Horror games have a very specific appeal to a certain subset of gamers. Visual Novels have a very specific appeal to a certain subset of gamers. Thus, The Letter: A Visual Horror Novel, you may be surprised to learn, is most definitely a niche title. However, for that small audience, it’ll most certainly provide several hours of intrigue and genuine thrills.
The Letter: A Visual Horror Novel’s installation size – weighing in at 1.74GB on Xbox Series X (version tested) – is predominantly occupied by the high-resolution artwork featured in the game. And boy, is it pretty. A somewhat generic anime styling is complimented by some elegant animation and visual effects. But, of course, given that The Letter: A Visual Horror Novel is, as the title suggests, a visual novel, you would hope that it at least gets the visual part right.
The story has you play as several different characters, each with their own chapter. The first, Isabella, is a real estate agent attempting to sell a mansion. As she explores the property to prepare for her selling efforts, she discovers a strange letter. This sets in motion a series of very unexpected events.
You will also take on the roles of several of the characters Isabella meets during her story. Playing through the chapters as different characters allows the player to experiment with many different personalities. This is important to the way in which the game unfolds. The decisions players make and how they engage with other characters will affect the path taken through the storyline. Yes, there is a branching story. And for completionists The Letter: A Visual Horror Novel provides a tree to showcase each decision point. When revisiting it’ll signpost you took a turn that could otherwise have led the plot in a different direction. However, the developers have seen wise to label this as a potential spoiler pitfall; view it at your own risk!
Other in-game menu options allow you to view past conversations and notes, as well as the relationship status of the playable characters to everyone else in the game. This, combined with the plot tree, will allow players to determine how they could behave differently to encounter alternative elements of the plot. It’s a well-developed system that does encourage replay.
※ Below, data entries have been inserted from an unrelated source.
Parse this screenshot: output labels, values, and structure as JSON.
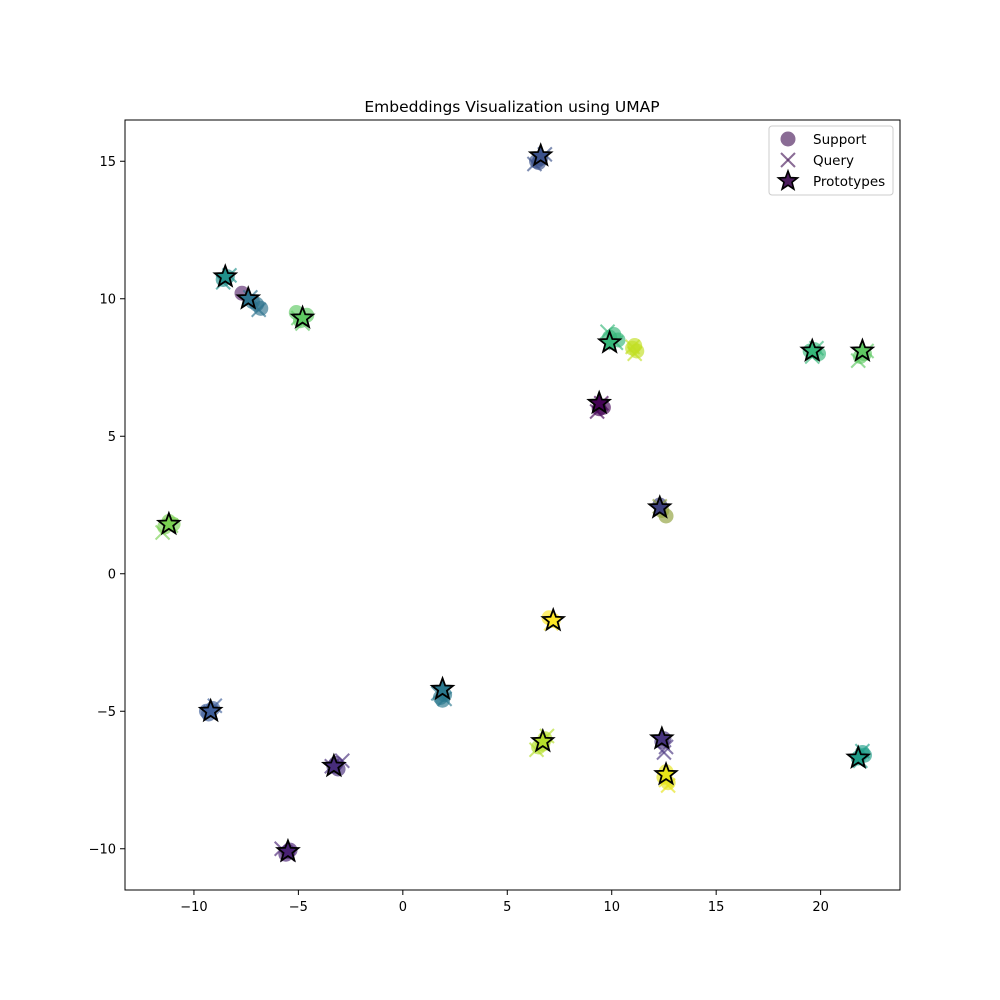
{
  "chart_data": {
    "type": "scatter",
    "title": "Embeddings Visualization using UMAP",
    "xlabel": "",
    "ylabel": "",
    "xlim": [
      -13.3,
      23.8
    ],
    "ylim": [
      -11.5,
      16.5
    ],
    "xticks": [
      -10,
      -5,
      0,
      5,
      10,
      15,
      20
    ],
    "yticks": [
      -10,
      -5,
      0,
      5,
      10,
      15
    ],
    "xtick_labels": [
      "−10",
      "−5",
      "0",
      "5",
      "10",
      "15",
      "20"
    ],
    "ytick_labels": [
      "−10",
      "−5",
      "0",
      "5",
      "10",
      "15"
    ],
    "grid": false,
    "legend": {
      "placement": "top-right",
      "entries": [
        "Support",
        "Query",
        "Prototypes"
      ]
    },
    "colors": {
      "legend_support": "#4b1d5c",
      "legend_query": "#4b1d5c",
      "prototype_edge": "#000000"
    },
    "clusters": [
      {
        "color": "#3b518b",
        "support": [
          [
            6.4,
            15.0
          ],
          [
            6.6,
            15.1
          ],
          [
            6.5,
            14.95
          ]
        ],
        "query": [
          [
            6.3,
            14.9
          ],
          [
            6.8,
            15.25
          ]
        ],
        "prototype": [
          6.6,
          15.2
        ]
      },
      {
        "color": "#2c728e",
        "support": [
          [
            -7.0,
            9.8
          ],
          [
            -6.8,
            9.65
          ],
          [
            -7.2,
            9.9
          ]
        ],
        "query": [
          [
            -6.9,
            9.6
          ],
          [
            -7.3,
            10.05
          ]
        ],
        "prototype": [
          -7.4,
          10.0
        ]
      },
      {
        "color": "#5b2a6e",
        "support": [
          [
            -7.7,
            10.2
          ]
        ],
        "query": [],
        "prototype": null
      },
      {
        "color": "#21918c",
        "support": [
          [
            -8.6,
            10.7
          ],
          [
            -8.4,
            10.8
          ]
        ],
        "query": [
          [
            -8.6,
            10.6
          ],
          [
            -8.3,
            10.85
          ]
        ],
        "prototype": [
          -8.5,
          10.8
        ]
      },
      {
        "color": "#5ec962",
        "support": [
          [
            -5.1,
            9.5
          ],
          [
            -4.9,
            9.2
          ],
          [
            -4.6,
            9.4
          ]
        ],
        "query": [
          [
            -4.8,
            9.1
          ],
          [
            -5.0,
            9.3
          ]
        ],
        "prototype": [
          -4.8,
          9.3
        ]
      },
      {
        "color": "#35b779",
        "support": [
          [
            10.1,
            8.7
          ],
          [
            9.9,
            8.6
          ],
          [
            10.3,
            8.5
          ]
        ],
        "query": [
          [
            9.8,
            8.8
          ],
          [
            10.2,
            8.4
          ]
        ],
        "prototype": [
          9.9,
          8.4
        ]
      },
      {
        "color": "#c2df23",
        "support": [
          [
            11.0,
            8.2
          ],
          [
            11.2,
            8.1
          ],
          [
            11.1,
            8.3
          ]
        ],
        "query": [
          [
            11.1,
            8.0
          ],
          [
            11.0,
            8.25
          ]
        ],
        "prototype": null
      },
      {
        "color": "#35b779",
        "support": [
          [
            19.5,
            8.1
          ],
          [
            19.9,
            8.0
          ],
          [
            19.7,
            8.15
          ]
        ],
        "query": [
          [
            19.6,
            7.9
          ],
          [
            19.8,
            8.2
          ]
        ],
        "prototype": [
          19.6,
          8.1
        ]
      },
      {
        "color": "#5ec962",
        "support": [
          [
            21.9,
            7.9
          ],
          [
            22.1,
            8.0
          ]
        ],
        "query": [
          [
            21.8,
            7.75
          ],
          [
            22.2,
            8.1
          ]
        ],
        "prototype": [
          22.0,
          8.1
        ]
      },
      {
        "color": "#440154",
        "support": [
          [
            9.4,
            6.0
          ],
          [
            9.6,
            6.05
          ]
        ],
        "query": [
          [
            9.3,
            5.9
          ],
          [
            9.5,
            6.2
          ]
        ],
        "prototype": [
          9.4,
          6.2
        ]
      },
      {
        "color": "#7ad151",
        "support": [
          [
            -11.2,
            1.9
          ],
          [
            -11.4,
            1.7
          ],
          [
            -11.0,
            1.8
          ]
        ],
        "query": [
          [
            -11.5,
            1.5
          ],
          [
            -11.1,
            1.75
          ]
        ],
        "prototype": [
          -11.2,
          1.8
        ]
      },
      {
        "color": "#8fa03a",
        "support": [
          [
            12.6,
            2.1
          ],
          [
            12.4,
            2.3
          ]
        ],
        "query": [
          [
            12.3,
            2.45
          ]
        ],
        "prototype": null
      },
      {
        "color": "#3b3f7a",
        "support": [
          [
            12.3,
            2.5
          ]
        ],
        "query": [],
        "prototype": [
          12.3,
          2.4
        ]
      },
      {
        "color": "#fde725",
        "support": [
          [
            7.0,
            -1.6
          ],
          [
            7.2,
            -1.7
          ]
        ],
        "query": [
          [
            7.1,
            -1.8
          ]
        ],
        "prototype": [
          7.2,
          -1.7
        ]
      },
      {
        "color": "#2a788e",
        "support": [
          [
            1.8,
            -4.5
          ],
          [
            2.0,
            -4.4
          ],
          [
            1.9,
            -4.6
          ]
        ],
        "query": [
          [
            2.0,
            -4.55
          ],
          [
            1.7,
            -4.35
          ]
        ],
        "prototype": [
          1.9,
          -4.2
        ]
      },
      {
        "color": "#3e5e9a",
        "support": [
          [
            -9.3,
            -5.1
          ],
          [
            -9.1,
            -4.9
          ],
          [
            -9.4,
            -5.0
          ]
        ],
        "query": [
          [
            -9.0,
            -4.8
          ],
          [
            -9.2,
            -5.05
          ]
        ],
        "prototype": [
          -9.2,
          -5.0
        ]
      },
      {
        "color": "#b5de2b",
        "support": [
          [
            6.5,
            -6.3
          ],
          [
            6.7,
            -6.2
          ],
          [
            6.8,
            -6.0
          ]
        ],
        "query": [
          [
            6.4,
            -6.4
          ],
          [
            6.9,
            -5.9
          ]
        ],
        "prototype": [
          6.7,
          -6.1
        ]
      },
      {
        "color": "#46337e",
        "support": [
          [
            12.4,
            -6.1
          ],
          [
            12.5,
            -6.0
          ]
        ],
        "query": [
          [
            12.6,
            -6.3
          ],
          [
            12.5,
            -6.5
          ]
        ],
        "prototype": [
          12.4,
          -6.0
        ]
      },
      {
        "color": "#e6e419",
        "support": [
          [
            12.6,
            -7.2
          ],
          [
            12.7,
            -7.6
          ],
          [
            12.5,
            -7.4
          ]
        ],
        "query": [
          [
            12.7,
            -7.7
          ],
          [
            12.6,
            -7.5
          ]
        ],
        "prototype": [
          12.6,
          -7.3
        ]
      },
      {
        "color": "#1f9e89",
        "support": [
          [
            22.0,
            -6.5
          ],
          [
            21.8,
            -6.7
          ],
          [
            22.1,
            -6.6
          ]
        ],
        "query": [
          [
            21.9,
            -6.8
          ],
          [
            22.0,
            -6.45
          ]
        ],
        "prototype": [
          21.8,
          -6.7
        ]
      },
      {
        "color": "#472d7b",
        "support": [
          [
            -3.2,
            -6.9
          ],
          [
            -3.1,
            -7.1
          ],
          [
            -3.3,
            -7.0
          ]
        ],
        "query": [
          [
            -2.9,
            -6.8
          ],
          [
            -3.4,
            -7.0
          ]
        ],
        "prototype": [
          -3.3,
          -7.0
        ]
      },
      {
        "color": "#482173",
        "support": [
          [
            -5.5,
            -10.1
          ],
          [
            -5.6,
            -10.2
          ],
          [
            -5.4,
            -10.05
          ]
        ],
        "query": [
          [
            -5.8,
            -10.0
          ],
          [
            -5.5,
            -10.2
          ]
        ],
        "prototype": [
          -5.5,
          -10.1
        ]
      }
    ]
  }
}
Outside of the relationships and decision making, the only other gameplay mechanic to speak of is a series of QTEs. They add some meaningful bulletpoints to the plotline. QTEs are not to everyone’s liking, though. And so they can be made easier or turned off entirely for those who simply want to enjoy the story. This is a nice touch, as the QTE difficulty can vary wildly, but their infrequency hardly places too many demands on the player. The Letter: A Visual Horror Novel is about playing a role predominantly and is certainly not an action orientated experience.
Playing through the story multiple times from different characters perspectives is very interesting. Over the course of the first three of four chapters you’ll get to know the timeline intimately. However, beyond that The Letter: A Visual Horror Novel starts wearing a bit thin. The characters start feeling somewhat one-dimensional and the scares become lukewarm at best. It’s a shame, as this is additional content the developers have devised to offer value for money, but for many the opening chapters of The Letter: A Visual Horror Novel alone would be enough to satisfy their purchase.
The Letter: A Visual Horror Novel ticks all of the right boxes. It’s a gorgeous and occasionally horrifying visual novel, with a number of unique touches that make it stand out. It’s not going to convince Resident Evil fans that this is a better way to do horror, nor will it convert romance novel fans to the genre. But for that niche that crosses both horror and visual novels, The Letter: A Visual Horror Novel is an easy recommendation.